Average Pension Funding Dips 20%

February 19, 2002 (PLANSPONSOR.com) - Slumping markets combined with liability increases cut the average pension plan's funding level by 20% over 2000 and 2001, a new Towers Perrin study finds.

Not only that, a benchmark pension portfolio of 60% stocks and 40% bonds reported a -3.6% 2001 return, coming on the heels of a -0.3% return for 2000, Towers said in a press release announcing its study, Capital Market Update: Review of Year 2001 Results for Pension Plans

Even with such grim numbers, Towers researchers said the bull market of 1996 to 1999 – during which Towers’ benchmark portfolio returned an average 15.7% – left most plans better off than they were before the robust market kicked in. The Towers’ portfolio was 85% funded at year-end 1995 and is 100% funded today, researchers said.

In addition to analyzing the effects of current market conditions on pension funding ratios and performance levels, the Towers study examined the 1972 to 2001 period for parallels to the current market scenario.

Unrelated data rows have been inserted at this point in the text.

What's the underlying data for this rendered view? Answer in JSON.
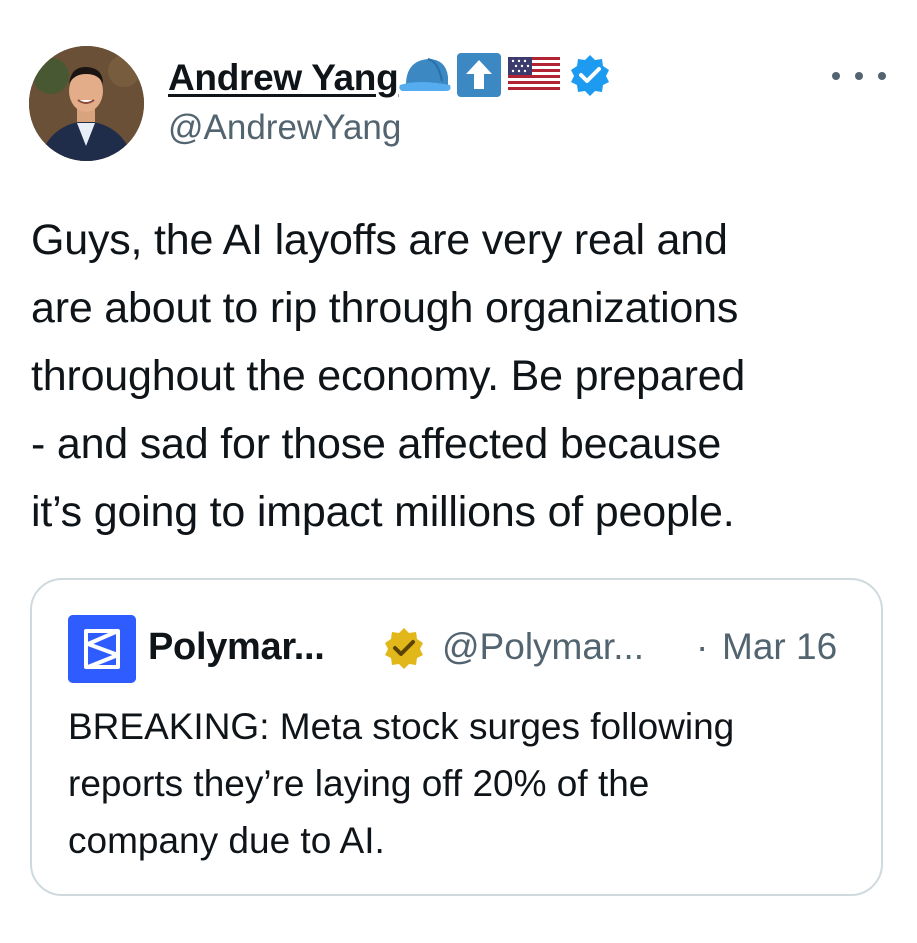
{
  "author": {
    "display_name": "Andrew Yang",
    "handle": "@AndrewYang",
    "name_emojis": [
      "blue-cap-emoji",
      "up-arrow-emoji",
      "us-flag-emoji"
    ],
    "verified": true,
    "verified_color": "#1d9bf0"
  },
  "tweet": {
    "text": "Guys, the AI layoffs are very real and\nare about to rip through organizations\nthroughout the economy.  Be prepared\n- and sad for those affected because\nit’s going to impact millions of people."
  },
  "quoted_tweet": {
    "display_name": "Polymar...",
    "handle": "@Polymar...",
    "separator": "·",
    "date": "Mar 16",
    "verified_badge": "gold-verified-icon",
    "brand_color": "#2e5cff",
    "text": "BREAKING: Meta stock surges following\nreports they’re laying off 20% of the\ncompany due to AI."
  },
  "icons": {
    "more": "more-options-icon"
  }
}
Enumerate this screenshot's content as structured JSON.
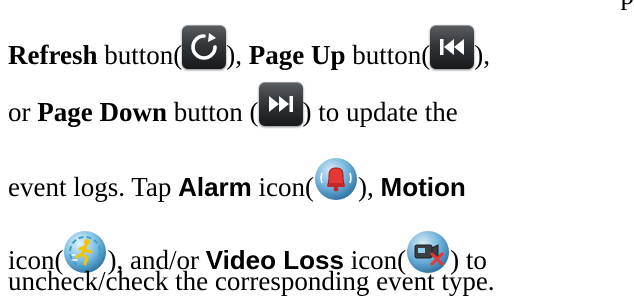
{
  "text": {
    "top_fragment": "p",
    "line1": {
      "refresh_label": "Refresh",
      "button_word_1": " button(",
      "close_comma_1": "), ",
      "pageup_label": "Page Up",
      "button_word_2": " button(",
      "close_comma_2": "),"
    },
    "line2": {
      "lead": "or ",
      "pagedown_label": "Page Down",
      "button_word_3": " button (",
      "tail": ") to update the"
    },
    "line3": {
      "lead": "event logs.  Tap ",
      "alarm_label": "Alarm",
      "icon_word_1": " icon(",
      "close_comma_3": "), ",
      "motion_label": "Motion"
    },
    "line4": {
      "icon_word_2": "icon(",
      "mid": "), and/or ",
      "videoloss_label": "Video Loss",
      "icon_word_3": " icon(",
      "tail": ") to"
    },
    "line5": "uncheck/check the corresponding event type."
  },
  "icons": {
    "refresh": "refresh-icon",
    "page_up": "skip-back-icon",
    "page_down": "skip-forward-icon",
    "alarm": "bell-icon",
    "motion": "running-man-icon",
    "video_loss": "camera-off-icon"
  },
  "colors": {
    "button_face": "#34373a",
    "glyph": "#ffffff",
    "alarm_red": "#e53935",
    "motion_yellow": "#f5c400",
    "motion_ring": "#3aa1c8",
    "orb_blue": "#3f8fc4"
  }
}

Researchers said they chose that time frame because ERISA was enacted in 1974 and the FAS 87 pension accounting standard was approved in 1985. The two required companies to advance fund their plans and to set accounting costs in light of current capital market conditions.

According to Towers:

  • other than Towers’ benchmark’s -3.9% return over 2000 and 2001, the study found only one other period, 1973 to 1974, (-21.6% return) where performance was in the minus column over two consecutive years,
  • there is no other two-year period other than 2000-2001 where sponsors experienced a similar combination of negative investment return and declining interest rates

Suggestions for Sponsors

Towers said plan sponsors should rethink their strategies in light of what’s occurred in the capital markets. Specifically, researchers suggested:

  • examining the potential for more balance sheet charges,
  • reviewing the selection of financial assumptions used in valuing the plan,
  • reviewing pension plan asset allocations to make sure they are the best fit for the plan’s liabilities

The study tracked the asset and liability performance of a model benchmark pension plan. This asset allocation of 60% stocks and 40% fixed income approximates the average portfolio for the 280 large companies included in the Towers Perrin Retirement Financial Management Benchmarking Database.